Sunday 26 August 2018

The Victorian and Edwardian country house in Sussex


Between 1835 and 1889 at least five hundred country houses were built or re-modelled in England, many transferring wealth earned in towns to rural areas. The houses needed large numbers of staff, 

Possingworth (in Waldron, now privately owned) a big house built in the  late 1860s had a staff of thirty according to the later nineteenth century census, fifteen in the house and the same number in the grounds. A large wage bill to meet, in addition to the owners keeping staff in a town house in London or wherever their business was based. It was their running costs which eventually contributed to the demolition of many country houses.  Possingworth survived to become a country hotel and then, the centre piece of an estate of homes with nursing care if required known now as Holy Cross.   

The design for Possingworth published in The Builder in 1869 

Whilst a considerable number of the new houses in Sussex were built between the 1840s and 1870, country house building and redevelopment peaked here and nationally in the 1870s.  A building slump then stretched from 1879 to 1894 when the economy was not doing so well.  By the end of the century, new houses were smaller, Standen near East Grinstead is an example.  Research suggests that rising costs encouraged owners to look for labour saving innovations.

The earlier new houses often had quite complex plans with large service areas as seen at Bayham Abbey (now in Kent) and Normanhurst (near Hastings, demolished). Several had their own gas works and hydro-electric stations.

Normanhurst near Hastings from The Builder 1867 

The construction and alteration of houses for these demanding clients was challenging due to the ever-increasing range of innovations.
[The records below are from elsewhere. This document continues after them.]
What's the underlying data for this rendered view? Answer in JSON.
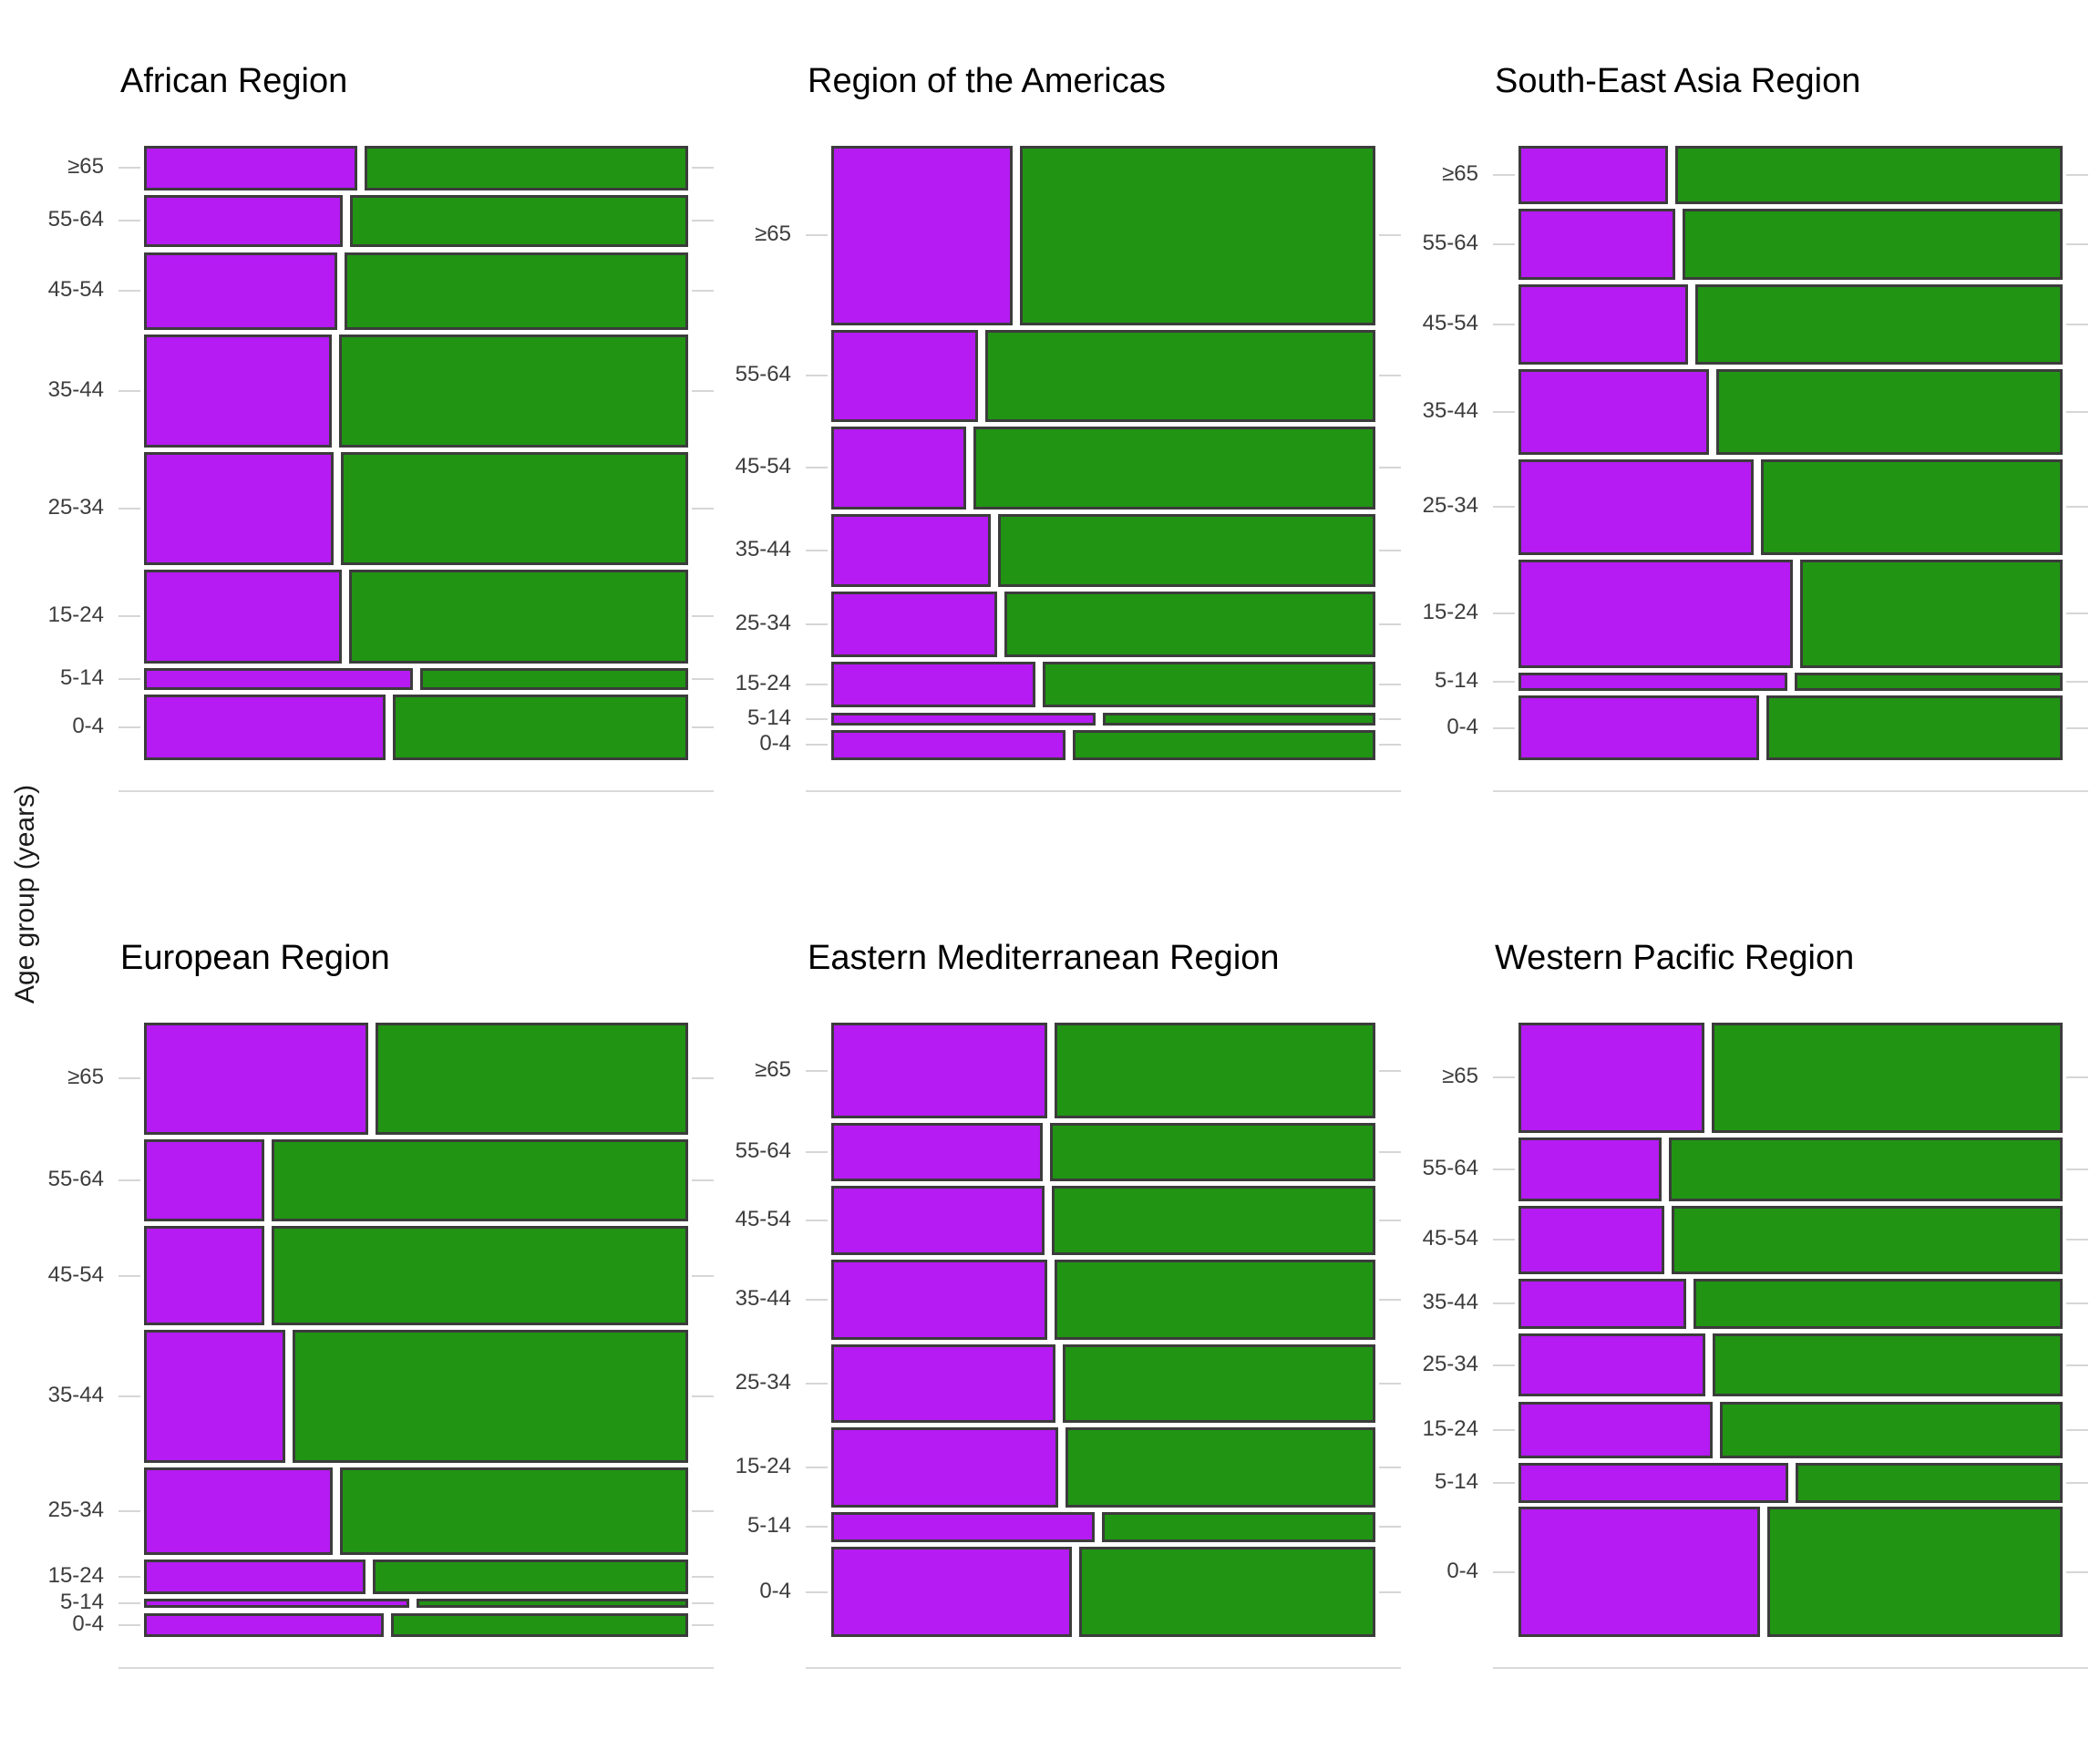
{
  "ylabel": "Age group (years)",
  "colors": {
    "left_segment": "#b51bf2",
    "right_segment": "#219414",
    "segment_border": "#3c3c3c",
    "gridline": "#d6d6d6",
    "tick_text": "#3d3d3d",
    "title_text": "#000000"
  },
  "chart_data": [
    {
      "type": "mosaic",
      "title": "African Region",
      "orientation": "horizontal-bars-stacked-vertically",
      "segments": [
        "purple-left",
        "green-right"
      ],
      "categories": [
        "≥65",
        "55-64",
        "45-54",
        "35-44",
        "25-34",
        "15-24",
        "5-14",
        "0-4"
      ],
      "rows": [
        {
          "age": "≥65",
          "height_frac": 0.0761,
          "left_frac": 0.399
        },
        {
          "age": "55-64",
          "height_frac": 0.0905,
          "left_frac": 0.372
        },
        {
          "age": "45-54",
          "height_frac": 0.1338,
          "left_frac": 0.362
        },
        {
          "age": "35-44",
          "height_frac": 0.1934,
          "left_frac": 0.352
        },
        {
          "age": "25-34",
          "height_frac": 0.195,
          "left_frac": 0.355
        },
        {
          "age": "15-24",
          "height_frac": 0.1607,
          "left_frac": 0.37
        },
        {
          "age": "5-14",
          "height_frac": 0.0382,
          "left_frac": 0.5
        },
        {
          "age": "0-4",
          "height_frac": 0.1123,
          "left_frac": 0.451
        }
      ]
    },
    {
      "type": "mosaic",
      "title": "Region of the Americas",
      "orientation": "horizontal-bars-stacked-vertically",
      "segments": [
        "purple-left",
        "green-right"
      ],
      "categories": [
        "≥65",
        "55-64",
        "45-54",
        "35-44",
        "25-34",
        "15-24",
        "5-14",
        "0-4"
      ],
      "rows": [
        {
          "age": "≥65",
          "height_frac": 0.3076,
          "left_frac": 0.34
        },
        {
          "age": "55-64",
          "height_frac": 0.1582,
          "left_frac": 0.276
        },
        {
          "age": "45-54",
          "height_frac": 0.1436,
          "left_frac": 0.255
        },
        {
          "age": "35-44",
          "height_frac": 0.1239,
          "left_frac": 0.299
        },
        {
          "age": "25-34",
          "height_frac": 0.113,
          "left_frac": 0.311
        },
        {
          "age": "15-24",
          "height_frac": 0.0794,
          "left_frac": 0.382
        },
        {
          "age": "5-14",
          "height_frac": 0.0219,
          "left_frac": 0.493
        },
        {
          "age": "0-4",
          "height_frac": 0.0525,
          "left_frac": 0.437
        }
      ]
    },
    {
      "type": "mosaic",
      "title": "South-East Asia Region",
      "orientation": "horizontal-bars-stacked-vertically",
      "segments": [
        "purple-left",
        "green-right"
      ],
      "categories": [
        "≥65",
        "55-64",
        "45-54",
        "35-44",
        "25-34",
        "15-24",
        "5-14",
        "0-4"
      ],
      "rows": [
        {
          "age": "≥65",
          "height_frac": 0.1007,
          "left_frac": 0.281
        },
        {
          "age": "55-64",
          "height_frac": 0.122,
          "left_frac": 0.295
        },
        {
          "age": "45-54",
          "height_frac": 0.1373,
          "left_frac": 0.318
        },
        {
          "age": "35-44",
          "height_frac": 0.1472,
          "left_frac": 0.357
        },
        {
          "age": "25-34",
          "height_frac": 0.164,
          "left_frac": 0.439
        },
        {
          "age": "15-24",
          "height_frac": 0.1861,
          "left_frac": 0.511
        },
        {
          "age": "5-14",
          "height_frac": 0.032,
          "left_frac": 0.501
        },
        {
          "age": "0-4",
          "height_frac": 0.1106,
          "left_frac": 0.449
        }
      ]
    },
    {
      "type": "mosaic",
      "title": "European Region",
      "orientation": "horizontal-bars-stacked-vertically",
      "segments": [
        "purple-left",
        "green-right"
      ],
      "categories": [
        "≥65",
        "55-64",
        "45-54",
        "35-44",
        "25-34",
        "15-24",
        "5-14",
        "0-4"
      ],
      "rows": [
        {
          "age": "≥65",
          "height_frac": 0.1923,
          "left_frac": 0.419
        },
        {
          "age": "55-64",
          "height_frac": 0.141,
          "left_frac": 0.227
        },
        {
          "age": "45-54",
          "height_frac": 0.1712,
          "left_frac": 0.227
        },
        {
          "age": "35-44",
          "height_frac": 0.2278,
          "left_frac": 0.266
        },
        {
          "age": "25-34",
          "height_frac": 0.1508,
          "left_frac": 0.354
        },
        {
          "age": "15-24",
          "height_frac": 0.0588,
          "left_frac": 0.414
        },
        {
          "age": "5-14",
          "height_frac": 0.0166,
          "left_frac": 0.494
        },
        {
          "age": "0-4",
          "height_frac": 0.0415,
          "left_frac": 0.447
        }
      ]
    },
    {
      "type": "mosaic",
      "title": "Eastern Mediterranean Region",
      "orientation": "horizontal-bars-stacked-vertically",
      "segments": [
        "purple-left",
        "green-right"
      ],
      "categories": [
        "≥65",
        "55-64",
        "45-54",
        "35-44",
        "25-34",
        "15-24",
        "5-14",
        "0-4"
      ],
      "rows": [
        {
          "age": "≥65",
          "height_frac": 0.1646,
          "left_frac": 0.403
        },
        {
          "age": "55-64",
          "height_frac": 0.0995,
          "left_frac": 0.396
        },
        {
          "age": "45-54",
          "height_frac": 0.1194,
          "left_frac": 0.399
        },
        {
          "age": "35-44",
          "height_frac": 0.1378,
          "left_frac": 0.403
        },
        {
          "age": "25-34",
          "height_frac": 0.134,
          "left_frac": 0.418
        },
        {
          "age": "15-24",
          "height_frac": 0.1378,
          "left_frac": 0.424
        },
        {
          "age": "5-14",
          "height_frac": 0.0521,
          "left_frac": 0.49
        },
        {
          "age": "0-4",
          "height_frac": 0.1547,
          "left_frac": 0.448
        }
      ]
    },
    {
      "type": "mosaic",
      "title": "Western Pacific Region",
      "orientation": "horizontal-bars-stacked-vertically",
      "segments": [
        "purple-left",
        "green-right"
      ],
      "categories": [
        "≥65",
        "55-64",
        "45-54",
        "35-44",
        "25-34",
        "15-24",
        "5-14",
        "0-4"
      ],
      "rows": [
        {
          "age": "≥65",
          "height_frac": 0.1887,
          "left_frac": 0.348
        },
        {
          "age": "55-64",
          "height_frac": 0.1108,
          "left_frac": 0.269
        },
        {
          "age": "45-54",
          "height_frac": 0.1161,
          "left_frac": 0.274
        },
        {
          "age": "35-44",
          "height_frac": 0.0863,
          "left_frac": 0.315
        },
        {
          "age": "25-34",
          "height_frac": 0.1092,
          "left_frac": 0.35
        },
        {
          "age": "15-24",
          "height_frac": 0.097,
          "left_frac": 0.364
        },
        {
          "age": "5-14",
          "height_frac": 0.0688,
          "left_frac": 0.503
        },
        {
          "age": "0-4",
          "height_frac": 0.2231,
          "left_frac": 0.451
        }
      ]
    }
  ]
}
This resulted in the development of sophisticated building contracts with specialist sub-contractors installing central heating, gas, electric lighting, fireproofing, toilets, running water and other innovations which became expectations. These tastes influenced the preferences of the middling classes who heard about them because of features in magazines, of which one of the most influential became Country Life (established in 1897).

The plan of Normanhurst as published in The Builder. Note the big service wing on the left of the main house 

Many of the owners of new or revamped houses were town based, they were not seeking large estates on which to establish themselves as country landowners nor where they from a landowning background. The exceptions included the Marquis of Camden at Bayham Abbey and Lady Thynnne at Muntham Court (this house was demolished).  Most new owners in Sussex came from London. This was not typical of the Midlands and North where many buyers of old houses and builders of new houses made their money in local businesses. Lord Armstrong at Cragside is a good example. 

Horsted Place not long after the house was built. 

Some owners didn’t want a big house because they did not intend to use it a lot.  Normanhurst at Catsfield built in 1867 for Thomas Brassey II and his wife Annie was a big house. Thomas was the son of the railway contractor and he and his wife chose a grand Gothic style.  But Francis Barchard who inherited a business and other assets chose a more compact and less formal house  when in 1850-51 he employed Samuel Daukes to design Horsted Place near Uckfield (now a hotel).

Some owners were not British or were the offspring of immigrants such as the Huths of Possingworth and Wykehurst who came from Germany and the James of West Dean. These wealthy Americans employed Ernest George and Harold Peto to wrap a much-altered old house with a Gothic style using the local flint as the building stone.  Now a well-known art college, it still has the large and ornate walled gardens such houses needed to provide fruit, vegetables and flowers and a superb view over a long-established park. Edward VII was amongst the appreciative visitors to this luxurious house.  
The Huth brothers commissioned new homes. Possingworth in Waldron is Gothic in style but Wykehurst in Bolney is strongly reminiscent of a French Chateau. 

Wykehurst, Bolney, early 1870s design by E M Barry 
Although many Victorian and Edwardian houses have been demolished it is still possible to see a few easily. Ashdown Park is now the Ashdown Park Hotel (near Forest Row) and Horsted Place (near Uckfield)  noted above and, Standen (East Grinstead) an 'Arts and Crafts' house with a rich interior owned by the National Trust.  Over on the boundary with Hampshire there is the rebuilt Stansted which is privately owned and open to the public (details on Standen's website)

Great Dixter (at Northiam, below) is now one of several houses of this period which are famous for its gardens but the house is special too. 

Great Dixter being enlarged by adding another old timber framed section in 1911. 
It's an example of an old house which was enlarged by adding a section from a demolished one of about the same age. The old photo, dated 1911 is in the collection of the Sussex Archaeological Society which show the work in progress.  This was one of many smaller country houses built between about 1890 and 1914.